Une absinthe spéciale à base de racines que l’on ne trouve qu’au sommet d’une montagne isolée, en Hongrie.[…] Cette absinthe permet à celui qui l’ingère de pénétrer dans n’importe quelle peinture à l’huile.
C’est le point de départ d’une enquête folle et complètement surréaliste dans laquelle notre club d’intellectuels va se lancer sur les traces d’une mystérieuse meurtrière faisant des ravages dans le milieu de la peinture. Nous sommes en 1907 et des corps sont retrouvés mutilés et étrangement couverts d’importantes traces de peinture bleue. A côté de l’enquête et de cette histoire d’une extrême originalité, le lecteur évolue au sein d’un univers culturellement très riche. C’est un plaisir de découvrir la vie de ces personnages historiques. Au delà de leur rôle de catalyseur du milieu de l’art, la relation entre Gertrude et Leo Stein est croustillante et s’étale tout au long du livre comme un fil rouge. L’auteur nous montre également comment la relation et la collaboration entre le fougueux Picasso et le réfléchi Braque donnera naissance au cubisme. Cette gestation est une véritable histoire dans l’histoire qui démontre le travail de recherche réalisé par l’auteur.
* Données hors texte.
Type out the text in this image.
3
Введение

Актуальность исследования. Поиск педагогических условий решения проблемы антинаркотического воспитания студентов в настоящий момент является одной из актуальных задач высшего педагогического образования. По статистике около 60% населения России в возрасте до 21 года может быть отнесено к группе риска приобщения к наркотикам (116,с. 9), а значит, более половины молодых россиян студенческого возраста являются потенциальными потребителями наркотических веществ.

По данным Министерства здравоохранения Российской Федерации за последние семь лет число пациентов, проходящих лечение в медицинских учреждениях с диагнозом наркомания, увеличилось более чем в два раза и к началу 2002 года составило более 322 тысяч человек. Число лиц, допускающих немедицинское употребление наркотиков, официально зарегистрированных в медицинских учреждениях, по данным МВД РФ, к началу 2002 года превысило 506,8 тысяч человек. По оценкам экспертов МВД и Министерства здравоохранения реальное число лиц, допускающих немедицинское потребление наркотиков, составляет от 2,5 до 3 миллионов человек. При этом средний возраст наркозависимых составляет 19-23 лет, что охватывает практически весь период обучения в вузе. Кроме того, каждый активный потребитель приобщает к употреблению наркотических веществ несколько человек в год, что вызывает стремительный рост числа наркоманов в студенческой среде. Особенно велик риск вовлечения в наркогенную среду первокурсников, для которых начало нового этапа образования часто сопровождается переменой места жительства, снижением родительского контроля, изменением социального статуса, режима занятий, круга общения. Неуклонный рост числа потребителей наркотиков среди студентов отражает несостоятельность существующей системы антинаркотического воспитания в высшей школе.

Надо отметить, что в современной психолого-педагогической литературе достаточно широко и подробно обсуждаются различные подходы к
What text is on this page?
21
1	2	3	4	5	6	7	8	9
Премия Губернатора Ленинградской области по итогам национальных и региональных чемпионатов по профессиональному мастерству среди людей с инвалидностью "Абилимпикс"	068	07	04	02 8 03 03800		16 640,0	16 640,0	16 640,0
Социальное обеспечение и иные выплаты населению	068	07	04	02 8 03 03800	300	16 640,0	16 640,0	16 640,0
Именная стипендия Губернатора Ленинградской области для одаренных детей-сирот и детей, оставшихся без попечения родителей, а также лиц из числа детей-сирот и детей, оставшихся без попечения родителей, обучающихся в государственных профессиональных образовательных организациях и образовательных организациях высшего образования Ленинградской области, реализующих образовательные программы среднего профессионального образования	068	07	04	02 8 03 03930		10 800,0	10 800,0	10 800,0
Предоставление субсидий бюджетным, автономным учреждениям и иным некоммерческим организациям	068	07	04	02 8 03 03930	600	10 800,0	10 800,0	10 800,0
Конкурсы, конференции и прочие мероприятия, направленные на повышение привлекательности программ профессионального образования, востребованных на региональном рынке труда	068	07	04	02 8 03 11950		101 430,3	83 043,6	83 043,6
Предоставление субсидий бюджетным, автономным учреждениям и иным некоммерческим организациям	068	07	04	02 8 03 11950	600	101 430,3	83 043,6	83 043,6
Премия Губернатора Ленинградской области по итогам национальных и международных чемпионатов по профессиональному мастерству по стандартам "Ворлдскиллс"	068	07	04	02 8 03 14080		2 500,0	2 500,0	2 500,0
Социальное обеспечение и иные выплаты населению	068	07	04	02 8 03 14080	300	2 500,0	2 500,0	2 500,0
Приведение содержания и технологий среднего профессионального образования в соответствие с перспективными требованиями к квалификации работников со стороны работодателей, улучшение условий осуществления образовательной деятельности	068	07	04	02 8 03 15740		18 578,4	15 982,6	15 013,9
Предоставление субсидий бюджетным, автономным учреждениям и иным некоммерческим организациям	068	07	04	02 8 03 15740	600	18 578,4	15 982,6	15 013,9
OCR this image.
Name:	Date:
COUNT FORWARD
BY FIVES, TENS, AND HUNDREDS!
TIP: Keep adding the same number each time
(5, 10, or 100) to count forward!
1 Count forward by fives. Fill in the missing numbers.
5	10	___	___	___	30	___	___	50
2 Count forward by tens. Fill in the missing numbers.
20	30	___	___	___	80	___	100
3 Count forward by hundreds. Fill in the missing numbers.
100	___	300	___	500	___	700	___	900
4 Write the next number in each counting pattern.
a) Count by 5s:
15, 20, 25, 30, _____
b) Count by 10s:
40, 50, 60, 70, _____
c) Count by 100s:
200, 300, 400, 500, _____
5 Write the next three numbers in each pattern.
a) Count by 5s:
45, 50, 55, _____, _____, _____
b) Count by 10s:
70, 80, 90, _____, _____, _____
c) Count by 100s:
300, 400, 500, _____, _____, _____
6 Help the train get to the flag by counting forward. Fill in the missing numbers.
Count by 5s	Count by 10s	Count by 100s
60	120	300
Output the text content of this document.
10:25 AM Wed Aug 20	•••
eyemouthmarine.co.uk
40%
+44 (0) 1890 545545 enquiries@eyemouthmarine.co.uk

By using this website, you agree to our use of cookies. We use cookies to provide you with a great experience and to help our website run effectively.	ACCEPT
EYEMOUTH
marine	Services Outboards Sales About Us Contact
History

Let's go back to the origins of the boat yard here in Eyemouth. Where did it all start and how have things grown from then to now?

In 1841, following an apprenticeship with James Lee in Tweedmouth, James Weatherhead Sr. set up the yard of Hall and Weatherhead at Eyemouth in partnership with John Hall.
Quand on s’attaque au monde de la peinture en convoquant certains des plus grands peintres on a plutôt intérêt à tenir la route graphiquement. Le new-yorkais Nick Bertozzi fait mieux que cela en livrant un travail graphiquement abouti. Une mention spéciale peut être accordée à certains gros plans au cadrage très inspiré mais aussi et surtout au traitement des couleurs. Chaque chapitre change de couleur dominante pour produire un effet original. Je ne peux que rendre hommage à mon libraire qui m’a conseillé ce travail de grande classe. Si vous cherchez quelque chose d’exclusif loin des poncifs de la bande dessinée, vous pouvez vous aussi vous laisser tenter.
Nick Bertozzi, Le salon, Cambourakis, 2011, 178 p, Amazon.